Dans son arrêt du 26 septembre, la Cour européenne des droits de l’Homme rejette l’argument de la mère selon lequel la prise en charge initiale de l’enfant par l’Etat serait intervenue contre sa volonté, à la suite de son hospitalisation à la demande d’un tiers. La CEDH estime en effet que cette décision fait suite à la demande de la mère de conserver le secret de la naissance, qui est intervenue avant sa première hospitalisation sans consentement. La Cour constate par ailleurs que les visites à l’enfant sollicitées par la mère ont été rendues possibles (soit par le service de l’aide sociale à l’enfance, soit par le juge des enfants) mais que les rares rencontres programmées, auxquelles les autorités médicales ne se sont pas opposées, ont été annulées à l’initiative de la mère.
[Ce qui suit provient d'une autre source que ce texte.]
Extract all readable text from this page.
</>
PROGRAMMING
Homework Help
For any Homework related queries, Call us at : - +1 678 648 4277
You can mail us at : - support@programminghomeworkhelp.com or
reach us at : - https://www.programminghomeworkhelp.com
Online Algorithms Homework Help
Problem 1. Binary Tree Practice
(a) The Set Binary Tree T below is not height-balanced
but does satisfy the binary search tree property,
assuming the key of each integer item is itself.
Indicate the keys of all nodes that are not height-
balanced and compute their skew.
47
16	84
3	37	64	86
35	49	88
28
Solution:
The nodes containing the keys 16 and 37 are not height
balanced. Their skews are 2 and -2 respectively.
La Cour examine dans un second temps le bien-fondé de la déclaration d’abandon et de la rapidité de l’adoption plénière à la lumière de l’article 8 de la Convention européenne des droits de l’Homme, la mère considérant que le droit au respect de sa vie familiale érigé par cet article a été violé. En ce qui concerne la déclaration d’abandon, la Haute Juridiction rappelle que cette mesure constitue le préalable nécessaire à une éventuelle adoption. Or, relève-t-elle, « en l’espèce, l’enfant avait bénéficié depuis sa naissance d’une prise en charge en pouponnière, puis en famille d’accueil, du fait de la carence de la mère. Cette dernière n’avait pas investi le lien de filiation de manière significative. Et la famille élargie n’avait quant à elle pas manifesté d’avantage d’intérêt, puisqu’elle s’était abstenue de rendre visite à l’enfant. » Au regard de ces éléments, la Cour conclut donc que les autorités françaises ont pu estimer que la déclaration d’abandon était une mesure correspondant à l’intérêt supérieur de l’enfant et proportionnée au but légitime poursuivi. S’agissant de l’adoption plénière, la CEDH rappelle que « l’écoulement du temps peut avoir des conséquences importantes sur la prise en charge de très jeunes enfants ». Et que le délai de un an qui s’est écoulé entre la déclaration d’abandon et l’adoption plénière « ne paraît pas en soi contraire aux exigences de l’article 8 ». Les autorités françaises ont donc pu estimer qu’il était déraisonnable du point de vue de l’intérêt de l’enfant de conserver la situation d’abandon et de prise en charge provisoire dans l’attente d’un hypothétique retour de la mère à de meilleurs sentiments à l’égard de l’enfant.